Así que este era el hermano mayor de Jett.
«Saludos, Alteza», dije, esbozando una sonrisa cortés a Colt.
Colt entrecerró los ojos, con una mirada penetrante e implacable.
Detrás de él había otro hombre, con una expresión sombría y amenazante. Cuando hablé, dio un paso adelante, con una mirada hostil fija en mí.
Fue entonces cuando me di cuenta de que su manga izquierda terminaba en un frío brazo protésico de hierro, que brillaba amenazadoramente a la luz del sol.
«¿Y tú quién eres?», pregunté, sintiendo una inquietud en mi pecho. Aunque no lo reconocía, había algo en él que me ponía los nervios de punta.
«¿No me recuerdas, Makenna?», preguntó con una voz áspera, como grava chirriando.
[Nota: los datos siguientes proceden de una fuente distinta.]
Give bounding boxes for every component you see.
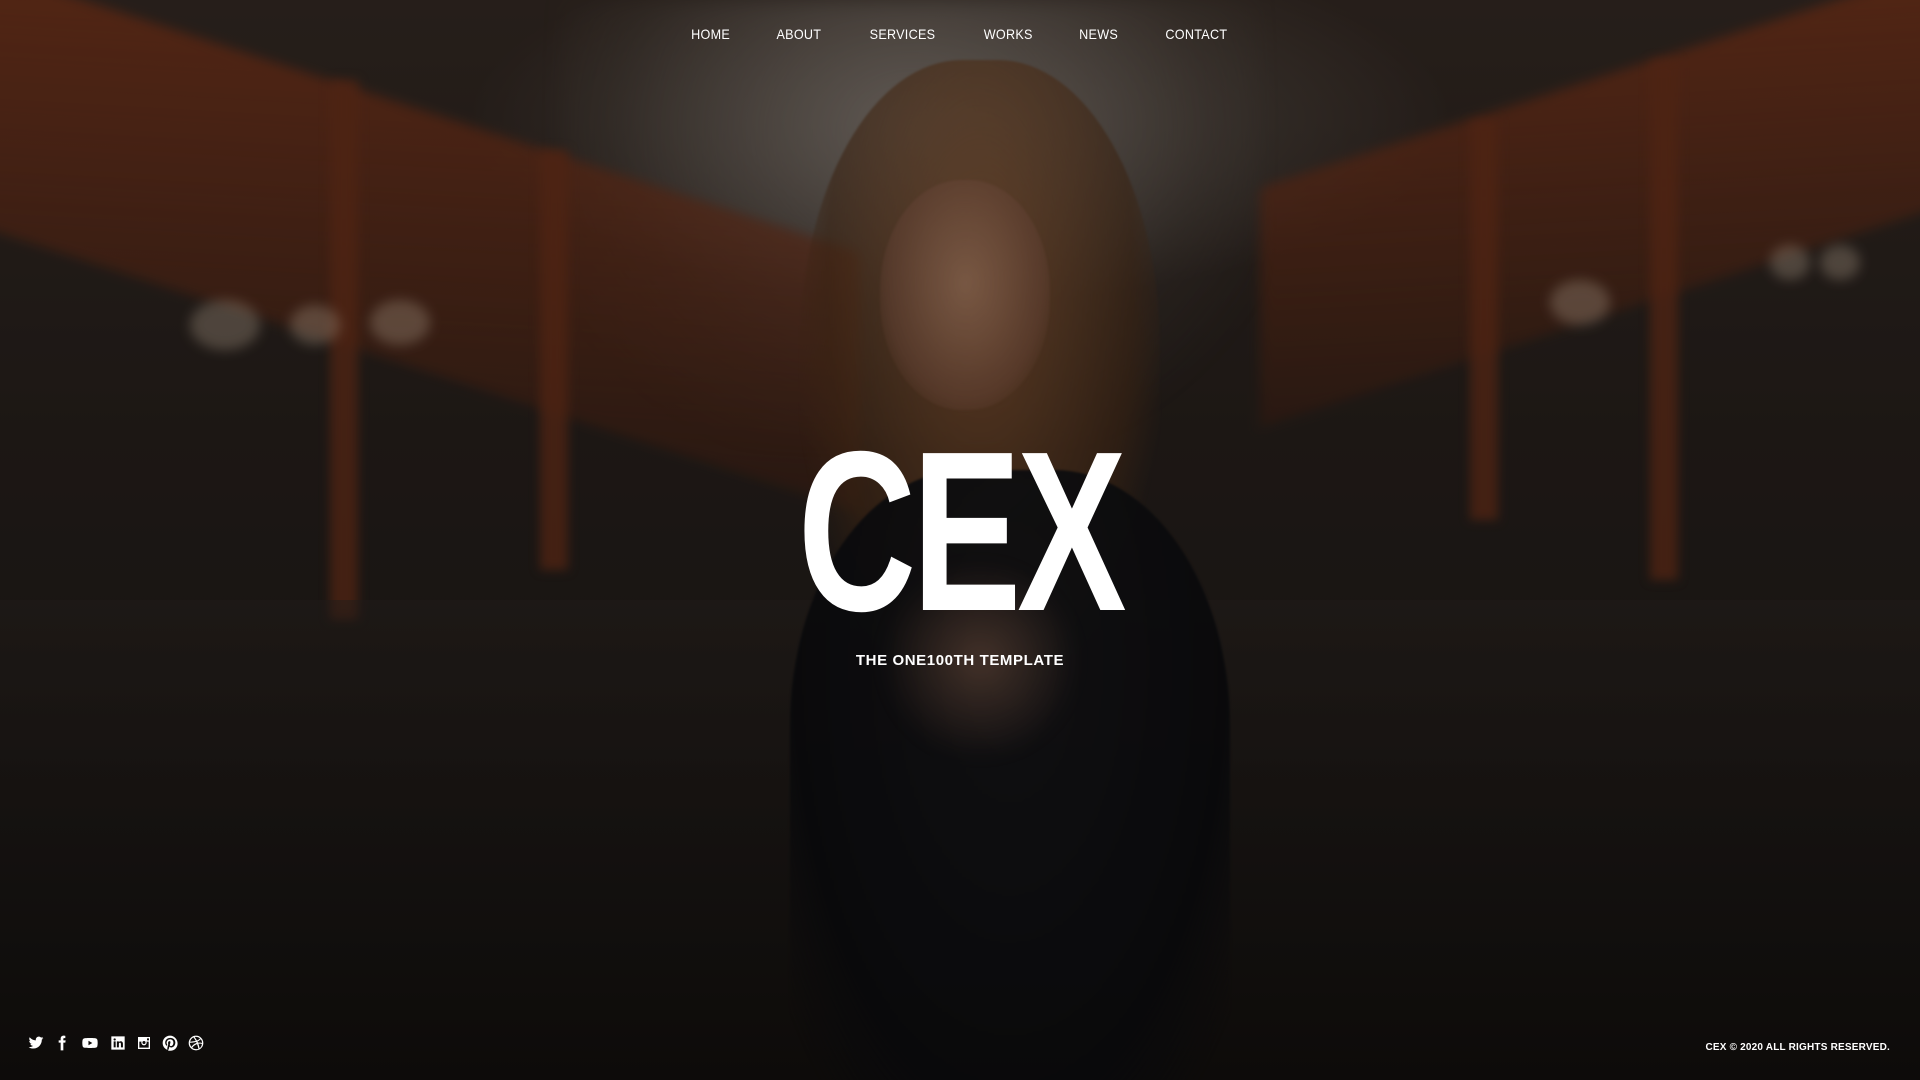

Negué con la cabeza. «Me golpeé la cabeza y perdí muchos recuerdos».
«¡Ja!», soltó una risa extraña y hueca, mientras las articulaciones de su mano de hierro hacían un ruido siniestro.
«Amnesia, ¿eh?».
Un destello astuto en sus ojos depredadores me heló la sangre.
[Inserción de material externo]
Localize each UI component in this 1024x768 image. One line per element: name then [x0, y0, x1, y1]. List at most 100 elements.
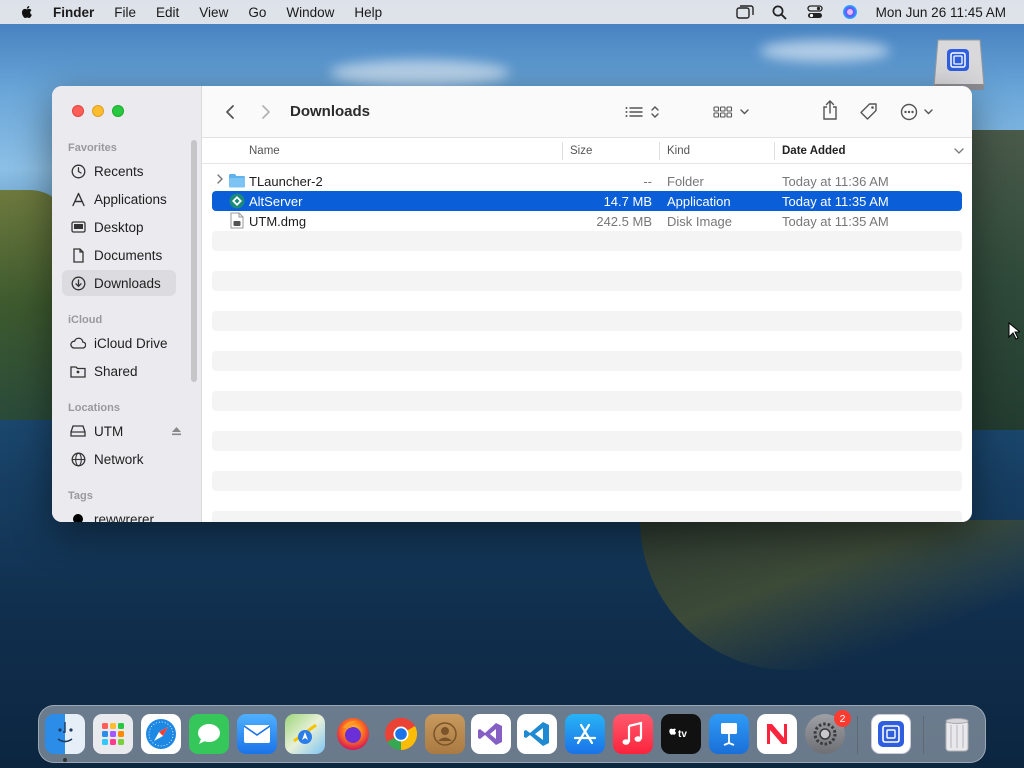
sort-chevron-icon[interactable]	[954, 146, 964, 158]
empty-row	[212, 351, 962, 371]
tags-button[interactable]	[858, 102, 880, 122]
sidebar-item-utm[interactable]: UTM	[62, 418, 186, 444]
music-icon[interactable]	[613, 714, 653, 754]
empty-row	[212, 471, 962, 491]
chrome-icon[interactable]	[381, 714, 421, 754]
empty-row	[212, 231, 962, 251]
close-button[interactable]	[72, 105, 84, 117]
apple-menu-icon[interactable]	[19, 4, 35, 20]
app-store-icon[interactable]	[565, 714, 605, 754]
column-divider[interactable]	[659, 142, 660, 160]
sidebar-item-desktop[interactable]: Desktop	[62, 214, 176, 240]
column-kind[interactable]: Kind	[667, 145, 690, 157]
disk-image-icon	[230, 212, 244, 232]
file-date-added: Today at 11:35 AM	[782, 214, 889, 229]
spotlight-search-icon[interactable]	[771, 4, 789, 20]
trash-icon[interactable]	[937, 714, 977, 754]
list-view-icon	[625, 106, 659, 118]
view-mode-button[interactable]	[622, 102, 662, 122]
sidebar: Favorites Recents Applications Desktop D…	[52, 86, 202, 522]
vscode-icon[interactable]	[517, 714, 557, 754]
file-kind: Disk Image	[667, 214, 733, 229]
menu-file[interactable]: File	[114, 5, 136, 20]
sidebar-item-downloads[interactable]: Downloads	[62, 270, 176, 296]
firefox-icon[interactable]	[333, 714, 373, 754]
siri-icon[interactable]	[841, 4, 859, 20]
file-list: Name Size Kind Date Added TLauncher-2 --…	[202, 138, 972, 522]
file-size: 14.7 MB	[603, 194, 652, 209]
maps-icon[interactable]	[285, 714, 325, 754]
disclosure-triangle-icon[interactable]	[216, 173, 224, 188]
back-button[interactable]	[222, 102, 238, 122]
applications-icon	[70, 191, 86, 207]
grid-icon	[713, 106, 749, 118]
share-button[interactable]	[820, 100, 840, 120]
menu-go[interactable]: Go	[248, 5, 266, 20]
svg-text:tv: tv	[678, 729, 687, 740]
sidebar-item-shared[interactable]: Shared	[62, 358, 176, 384]
launchpad-icon[interactable]	[93, 714, 133, 754]
news-icon[interactable]	[757, 714, 797, 754]
file-kind: Folder	[667, 174, 704, 189]
utm-app-icon[interactable]	[871, 714, 911, 754]
minimize-button[interactable]	[92, 105, 104, 117]
group-button[interactable]	[712, 102, 752, 122]
contacts-icon[interactable]	[425, 714, 465, 754]
sidebar-item-network[interactable]: Network	[62, 446, 176, 472]
sidebar-item-recents[interactable]: Recents	[62, 158, 176, 184]
finder-icon[interactable]	[45, 714, 85, 754]
file-name: TLauncher-2	[249, 174, 323, 189]
zoom-button[interactable]	[112, 105, 124, 117]
sidebar-scrollbar[interactable]	[191, 140, 197, 382]
toolbar: Downloads	[202, 86, 972, 138]
visual-studio-icon[interactable]	[471, 714, 511, 754]
system-preferences-icon[interactable]: 2	[805, 710, 851, 754]
table-row[interactable]: TLauncher-2 -- Folder Today at 11:36 AM	[212, 171, 962, 191]
file-kind: Application	[667, 194, 731, 209]
wallpaper-cloud	[760, 40, 890, 62]
file-date-added: Today at 11:35 AM	[782, 194, 889, 209]
column-date-added[interactable]: Date Added	[782, 145, 845, 157]
menu-help[interactable]: Help	[354, 5, 382, 20]
dock-separator	[923, 716, 924, 754]
menu-bar: Finder File Edit View Go Window Help Mon…	[0, 0, 1024, 24]
window-title: Downloads	[290, 103, 371, 120]
sidebar-item-label: UTM	[94, 423, 124, 439]
menu-app-name[interactable]: Finder	[53, 5, 94, 20]
column-name[interactable]: Name	[249, 145, 280, 157]
sidebar-item-tag[interactable]: rewwrerer	[62, 506, 176, 522]
safari-icon[interactable]	[141, 714, 181, 754]
sidebar-item-documents[interactable]: Documents	[62, 242, 176, 268]
utm-drive-desktop-icon[interactable]	[930, 36, 988, 92]
control-center-icon[interactable]	[806, 4, 824, 20]
stage-manager-icon[interactable]	[735, 4, 754, 20]
sidebar-item-label: Shared	[94, 363, 138, 379]
messages-icon[interactable]	[189, 714, 229, 754]
column-divider[interactable]	[562, 142, 563, 160]
menu-edit[interactable]: Edit	[156, 5, 179, 20]
file-date-added: Today at 11:36 AM	[782, 174, 889, 189]
wallpaper-coast	[640, 520, 1024, 670]
sidebar-item-icloud-drive[interactable]: iCloud Drive	[62, 330, 176, 356]
column-size[interactable]: Size	[570, 145, 592, 157]
share-icon	[823, 100, 837, 120]
column-divider[interactable]	[774, 142, 775, 160]
table-row-selected[interactable]: AltServer 14.7 MB Application Today at 1…	[212, 191, 962, 211]
table-row[interactable]: UTM.dmg 242.5 MB Disk Image Today at 11:…	[212, 211, 962, 231]
chevron-left-icon	[226, 105, 234, 119]
keynote-icon[interactable]	[709, 714, 749, 754]
apple-tv-icon[interactable]: tv	[661, 714, 701, 754]
action-button[interactable]	[898, 102, 938, 122]
chevron-right-icon	[262, 105, 270, 119]
empty-row	[212, 391, 962, 411]
menu-window[interactable]: Window	[286, 5, 334, 20]
sidebar-item-applications[interactable]: Applications	[62, 186, 176, 212]
forward-button[interactable]	[258, 102, 274, 122]
eject-icon[interactable]	[171, 424, 182, 439]
empty-row	[212, 271, 962, 291]
mail-icon[interactable]	[237, 714, 277, 754]
sidebar-item-label: Recents	[94, 163, 144, 179]
menu-clock[interactable]: Mon Jun 26 11:45 AM	[876, 5, 1006, 20]
menu-view[interactable]: View	[199, 5, 228, 20]
empty-row	[212, 311, 962, 331]
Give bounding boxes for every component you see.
Su intensa reacción ante mi pérdida de memoria me desconcertó, y di un paso atrás, rozando los espinosos rosales. Su mirada parecía la de un cazador evaluando a su presa.
Antes de que pudiera preguntarle su nombre, una voz aguda y autoritaria rompió la tensión. «¡Atrás, Antoni Harrison!».